The small Mediterranean ports of Hadera and Ashkelon are basically oil berths or terminals, with Hadera also serving as a coal berth for the two nearby power stations.

==Competition and privatization==
In the beginning of the 21st century, the government of Israel instructed the Ports Authority to take steps aimed at increasing competition in the seaports field in the country. As part of this effort, Israel Shipyards was granted a permit to operate a small private port on its premises near the Port of Haifa, and the operation of each public port was handed to newly created state companies in hopes increasing competition between Ashdod and Haifa ports.

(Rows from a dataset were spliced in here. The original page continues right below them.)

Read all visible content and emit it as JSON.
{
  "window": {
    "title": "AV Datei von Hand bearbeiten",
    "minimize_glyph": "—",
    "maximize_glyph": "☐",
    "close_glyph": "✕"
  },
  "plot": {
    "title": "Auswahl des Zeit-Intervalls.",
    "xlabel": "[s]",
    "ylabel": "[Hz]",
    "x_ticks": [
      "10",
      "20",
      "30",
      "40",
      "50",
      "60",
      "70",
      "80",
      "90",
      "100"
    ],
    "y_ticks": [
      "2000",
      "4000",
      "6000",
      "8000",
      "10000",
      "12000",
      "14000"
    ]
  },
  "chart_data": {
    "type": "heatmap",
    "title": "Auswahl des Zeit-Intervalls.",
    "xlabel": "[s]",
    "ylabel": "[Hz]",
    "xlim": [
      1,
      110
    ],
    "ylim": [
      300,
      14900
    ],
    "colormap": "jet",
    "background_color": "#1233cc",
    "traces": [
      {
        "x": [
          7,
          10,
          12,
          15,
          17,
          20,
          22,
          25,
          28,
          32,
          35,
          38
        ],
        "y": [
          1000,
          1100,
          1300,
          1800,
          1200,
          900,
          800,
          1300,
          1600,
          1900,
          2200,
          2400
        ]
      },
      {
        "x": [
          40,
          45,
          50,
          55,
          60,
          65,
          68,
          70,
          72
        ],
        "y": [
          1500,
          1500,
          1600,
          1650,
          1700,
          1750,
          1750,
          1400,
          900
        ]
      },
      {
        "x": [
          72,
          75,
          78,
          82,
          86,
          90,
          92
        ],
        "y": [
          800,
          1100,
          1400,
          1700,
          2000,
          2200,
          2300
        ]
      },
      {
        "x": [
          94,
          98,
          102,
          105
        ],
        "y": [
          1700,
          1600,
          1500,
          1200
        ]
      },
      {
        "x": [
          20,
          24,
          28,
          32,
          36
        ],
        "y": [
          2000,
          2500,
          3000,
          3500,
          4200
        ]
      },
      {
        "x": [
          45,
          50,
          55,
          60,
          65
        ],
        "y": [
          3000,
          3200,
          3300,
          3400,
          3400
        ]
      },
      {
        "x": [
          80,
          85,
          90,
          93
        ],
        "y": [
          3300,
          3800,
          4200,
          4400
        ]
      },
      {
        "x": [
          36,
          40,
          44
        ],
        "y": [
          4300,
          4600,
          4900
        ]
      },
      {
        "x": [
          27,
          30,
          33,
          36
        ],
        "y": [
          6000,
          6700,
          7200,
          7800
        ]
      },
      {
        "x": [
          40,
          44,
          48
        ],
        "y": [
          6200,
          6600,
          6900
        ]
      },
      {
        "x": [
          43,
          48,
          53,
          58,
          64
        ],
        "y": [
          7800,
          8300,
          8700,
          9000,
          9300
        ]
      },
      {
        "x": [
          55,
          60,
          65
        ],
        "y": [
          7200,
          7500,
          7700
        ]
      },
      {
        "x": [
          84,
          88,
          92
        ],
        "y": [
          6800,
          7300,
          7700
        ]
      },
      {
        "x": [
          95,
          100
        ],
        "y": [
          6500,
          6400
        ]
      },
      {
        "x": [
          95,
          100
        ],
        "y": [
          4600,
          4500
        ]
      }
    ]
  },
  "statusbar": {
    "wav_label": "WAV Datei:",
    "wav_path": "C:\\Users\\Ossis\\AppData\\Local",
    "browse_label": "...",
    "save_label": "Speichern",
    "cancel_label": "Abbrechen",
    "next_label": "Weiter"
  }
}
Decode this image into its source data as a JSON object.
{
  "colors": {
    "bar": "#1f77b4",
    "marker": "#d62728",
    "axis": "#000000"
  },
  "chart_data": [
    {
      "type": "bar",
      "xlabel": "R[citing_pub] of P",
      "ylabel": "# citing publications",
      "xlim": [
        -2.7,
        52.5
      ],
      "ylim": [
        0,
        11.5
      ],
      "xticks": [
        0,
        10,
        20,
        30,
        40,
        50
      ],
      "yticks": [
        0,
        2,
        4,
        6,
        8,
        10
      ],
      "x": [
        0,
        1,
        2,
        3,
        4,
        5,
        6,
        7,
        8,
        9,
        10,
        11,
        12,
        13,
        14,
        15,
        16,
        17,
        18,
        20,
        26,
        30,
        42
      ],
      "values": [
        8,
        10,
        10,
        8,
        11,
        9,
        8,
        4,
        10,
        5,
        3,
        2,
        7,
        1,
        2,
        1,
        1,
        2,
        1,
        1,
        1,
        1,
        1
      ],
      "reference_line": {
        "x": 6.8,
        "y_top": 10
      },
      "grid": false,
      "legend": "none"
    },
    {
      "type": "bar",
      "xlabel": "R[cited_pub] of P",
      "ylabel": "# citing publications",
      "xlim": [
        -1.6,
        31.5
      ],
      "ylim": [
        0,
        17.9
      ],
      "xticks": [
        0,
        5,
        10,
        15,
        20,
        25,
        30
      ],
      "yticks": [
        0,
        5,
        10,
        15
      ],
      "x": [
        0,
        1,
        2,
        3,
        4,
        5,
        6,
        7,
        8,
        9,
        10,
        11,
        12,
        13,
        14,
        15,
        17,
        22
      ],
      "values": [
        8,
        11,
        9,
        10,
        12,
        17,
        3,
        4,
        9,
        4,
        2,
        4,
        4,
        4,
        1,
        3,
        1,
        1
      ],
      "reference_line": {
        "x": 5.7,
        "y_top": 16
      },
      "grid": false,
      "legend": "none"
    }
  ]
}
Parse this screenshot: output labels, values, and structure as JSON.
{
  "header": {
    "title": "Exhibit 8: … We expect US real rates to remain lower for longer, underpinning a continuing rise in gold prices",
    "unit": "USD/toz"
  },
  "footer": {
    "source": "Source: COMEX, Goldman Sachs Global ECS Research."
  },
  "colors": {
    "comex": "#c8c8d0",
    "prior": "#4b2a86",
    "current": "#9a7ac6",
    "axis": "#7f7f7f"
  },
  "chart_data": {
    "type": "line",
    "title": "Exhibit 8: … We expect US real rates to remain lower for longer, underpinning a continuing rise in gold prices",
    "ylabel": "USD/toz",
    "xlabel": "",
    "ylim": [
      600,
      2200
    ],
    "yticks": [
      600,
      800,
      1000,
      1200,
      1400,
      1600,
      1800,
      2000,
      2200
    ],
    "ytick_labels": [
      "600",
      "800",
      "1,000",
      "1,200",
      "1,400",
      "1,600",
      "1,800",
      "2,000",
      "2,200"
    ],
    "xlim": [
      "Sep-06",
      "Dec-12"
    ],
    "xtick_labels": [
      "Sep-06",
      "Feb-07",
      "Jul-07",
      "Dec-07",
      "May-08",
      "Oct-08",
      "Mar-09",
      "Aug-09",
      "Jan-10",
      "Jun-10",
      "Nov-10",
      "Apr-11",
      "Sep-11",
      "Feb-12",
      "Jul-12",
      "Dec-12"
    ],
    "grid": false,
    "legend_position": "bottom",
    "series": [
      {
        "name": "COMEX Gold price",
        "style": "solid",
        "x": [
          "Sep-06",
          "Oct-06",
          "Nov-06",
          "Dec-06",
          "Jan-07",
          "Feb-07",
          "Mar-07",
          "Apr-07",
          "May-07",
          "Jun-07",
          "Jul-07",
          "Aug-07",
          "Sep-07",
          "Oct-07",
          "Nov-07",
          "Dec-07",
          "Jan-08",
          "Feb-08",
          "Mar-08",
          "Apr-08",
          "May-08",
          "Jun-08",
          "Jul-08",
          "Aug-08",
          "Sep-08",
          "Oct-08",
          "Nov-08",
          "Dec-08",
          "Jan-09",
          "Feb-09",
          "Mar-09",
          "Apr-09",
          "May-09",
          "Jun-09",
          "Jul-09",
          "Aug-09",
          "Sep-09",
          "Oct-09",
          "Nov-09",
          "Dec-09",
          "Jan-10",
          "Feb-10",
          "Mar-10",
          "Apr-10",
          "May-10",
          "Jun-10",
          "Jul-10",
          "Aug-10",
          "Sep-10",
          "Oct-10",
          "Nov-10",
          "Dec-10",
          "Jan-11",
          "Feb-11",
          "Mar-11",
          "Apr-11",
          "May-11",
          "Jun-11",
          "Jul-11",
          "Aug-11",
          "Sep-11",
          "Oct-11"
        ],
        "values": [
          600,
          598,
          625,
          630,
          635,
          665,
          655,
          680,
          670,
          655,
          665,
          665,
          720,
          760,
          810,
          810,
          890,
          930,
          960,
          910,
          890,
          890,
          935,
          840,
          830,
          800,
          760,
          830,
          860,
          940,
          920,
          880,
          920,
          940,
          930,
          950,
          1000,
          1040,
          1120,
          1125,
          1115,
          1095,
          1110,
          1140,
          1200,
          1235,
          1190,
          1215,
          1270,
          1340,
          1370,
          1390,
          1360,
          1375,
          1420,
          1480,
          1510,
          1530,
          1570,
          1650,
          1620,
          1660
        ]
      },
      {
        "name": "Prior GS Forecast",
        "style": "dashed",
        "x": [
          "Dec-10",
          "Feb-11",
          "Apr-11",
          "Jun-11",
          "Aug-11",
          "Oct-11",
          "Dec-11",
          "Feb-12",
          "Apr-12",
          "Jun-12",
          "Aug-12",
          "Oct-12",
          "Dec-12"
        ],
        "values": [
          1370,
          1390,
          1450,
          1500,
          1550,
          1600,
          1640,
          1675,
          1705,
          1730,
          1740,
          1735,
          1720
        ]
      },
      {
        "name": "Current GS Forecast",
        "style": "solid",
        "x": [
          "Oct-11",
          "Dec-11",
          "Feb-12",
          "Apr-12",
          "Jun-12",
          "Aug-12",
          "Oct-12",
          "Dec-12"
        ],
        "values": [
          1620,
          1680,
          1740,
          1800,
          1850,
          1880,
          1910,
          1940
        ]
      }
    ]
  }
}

Unfortunately, not enough of the desired competitive outcome was achieved due to the oligopolistic market position, historical labor union obligations, and limited capacity of the two existing major ports. As a result of this situation, in the middle of the 2010s, the Ports Authority embarked on a NIS7.5 billion (appx. US$2 billion) investment program to construct large new shipping terminals at both Haifa and Ashdod ports and held a bid for private companies to operate the new terminals for a period of 25 years beginning in the year 2021. Shanghai International Port Group (SPIG) won the tender to operate the Bay Terminal in Haifa, while Switzerland-based Terminal Investment Limited (also known as the TiL Group, controlled by the privately held MSC Group) won the tender to operate the Southern Terminal in Ashdod once the terminals’ construction is complete.